Selain tulisan tangan warna merah, di lokasi juga ditemukan tiga tulisan kertas. Tiga tulisan lainnya tampak ditempel di dinding.

“Inallilahi orang ruwet belakangnya nanti akan dapat kutukan dari Allah…” tulis kalimat di salah satu kertas.

“Ilmu dukunmu yang kau pelajari suatu saat akan memakan dirimu sendiri dan mati dengan mengenaskan. Ingat kejadian di Muharto gang 5 inallilahi,” tulisan lainnya.

Pihak kepolisian juga belum bisa memastikan apakah tulisan ini ada sangkut pautnya dengan pembunuhan korban dan dibutuhkan penyelidikan lebih lanjut.

3.

Terduga pelaku sudah diamankan

kepolisian dan relawan
Penangkapan pelaku | news.detik.com

Pelaku mutilasi di Pasar Besar Malang diketahui bernama Sugeng (49). Sugeng mengaku memutilasi korban hanya dengan menggunakan gunting. Korban dimutilasi tiga hari setelah meninggal.

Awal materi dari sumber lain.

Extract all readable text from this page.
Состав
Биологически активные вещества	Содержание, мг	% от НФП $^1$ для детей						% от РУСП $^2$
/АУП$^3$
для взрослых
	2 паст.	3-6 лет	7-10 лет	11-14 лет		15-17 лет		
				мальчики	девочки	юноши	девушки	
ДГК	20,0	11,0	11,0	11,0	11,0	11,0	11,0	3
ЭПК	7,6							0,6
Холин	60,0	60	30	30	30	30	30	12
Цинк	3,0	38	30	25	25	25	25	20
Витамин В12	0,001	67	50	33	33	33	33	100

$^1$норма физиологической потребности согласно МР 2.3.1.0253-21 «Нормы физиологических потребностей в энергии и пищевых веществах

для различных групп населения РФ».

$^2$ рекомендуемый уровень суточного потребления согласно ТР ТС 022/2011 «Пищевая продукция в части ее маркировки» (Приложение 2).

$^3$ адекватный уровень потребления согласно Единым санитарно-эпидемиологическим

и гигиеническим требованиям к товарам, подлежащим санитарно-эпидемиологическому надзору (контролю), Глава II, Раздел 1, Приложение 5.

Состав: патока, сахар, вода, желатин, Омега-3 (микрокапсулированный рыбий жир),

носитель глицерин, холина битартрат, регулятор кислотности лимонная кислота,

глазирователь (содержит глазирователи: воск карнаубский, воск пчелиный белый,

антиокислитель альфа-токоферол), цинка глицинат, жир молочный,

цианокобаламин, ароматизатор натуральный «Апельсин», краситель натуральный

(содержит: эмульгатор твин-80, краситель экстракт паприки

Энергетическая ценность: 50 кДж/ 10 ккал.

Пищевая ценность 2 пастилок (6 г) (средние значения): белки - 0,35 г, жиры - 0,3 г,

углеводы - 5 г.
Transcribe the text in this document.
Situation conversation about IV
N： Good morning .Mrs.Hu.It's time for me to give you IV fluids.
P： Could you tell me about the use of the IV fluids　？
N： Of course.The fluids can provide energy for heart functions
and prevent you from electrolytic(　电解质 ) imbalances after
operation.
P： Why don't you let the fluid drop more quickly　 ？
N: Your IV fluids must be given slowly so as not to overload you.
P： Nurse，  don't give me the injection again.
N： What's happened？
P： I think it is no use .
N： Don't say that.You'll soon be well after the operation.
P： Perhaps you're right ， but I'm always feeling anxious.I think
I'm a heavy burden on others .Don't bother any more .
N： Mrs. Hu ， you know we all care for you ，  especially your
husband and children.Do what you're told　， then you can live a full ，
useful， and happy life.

“Mutilasinya pakai alat gunting seadanya yang dimiliki pelaku. Semua diakui dalam pemeriksaan. Barang bukti sudah kami amankan,” tegas Kapolres Malang Kota AKBP Asfuri dikutip dari Detik.com (16/5).

Pelaku mengaku kalau korban sendiri yang minta jasadnya dimutilasi sebelum korban meninggal serta adanya bisikan ghaib yang diterima pelaku.

“Kata pelaku, saat bertemu korban mengaku asal Maluku. Dia mengatakan jika sakit pada bagian kelaminnya, sempat dicek oleh pelaku menggunakan jarinya, setelah pelaku membawa korban ke area lokasi kejadian. Sore harinya korban meninggal,” papar Asfuri.

Pelaku ditangkap tak jauh dari TKP. Sugeng ditemukan oleh anjing pelacak polisi di kawasan persemayaman Panca Budhi. Anjing melacak dari bau baju pakaian yang diduga milik pelaku yang ditemukan di lokasi kejadian.

Artikel Lainnya

Hingga saat ini polisi terus melakukan penyelidikan dan mengecek kondisi kejiwaan pelaku. Semoga misteri pembunuhan mayat perempuan yang dimutilasi ini segera menemui titik terang dan segera terungkap kebenaranya.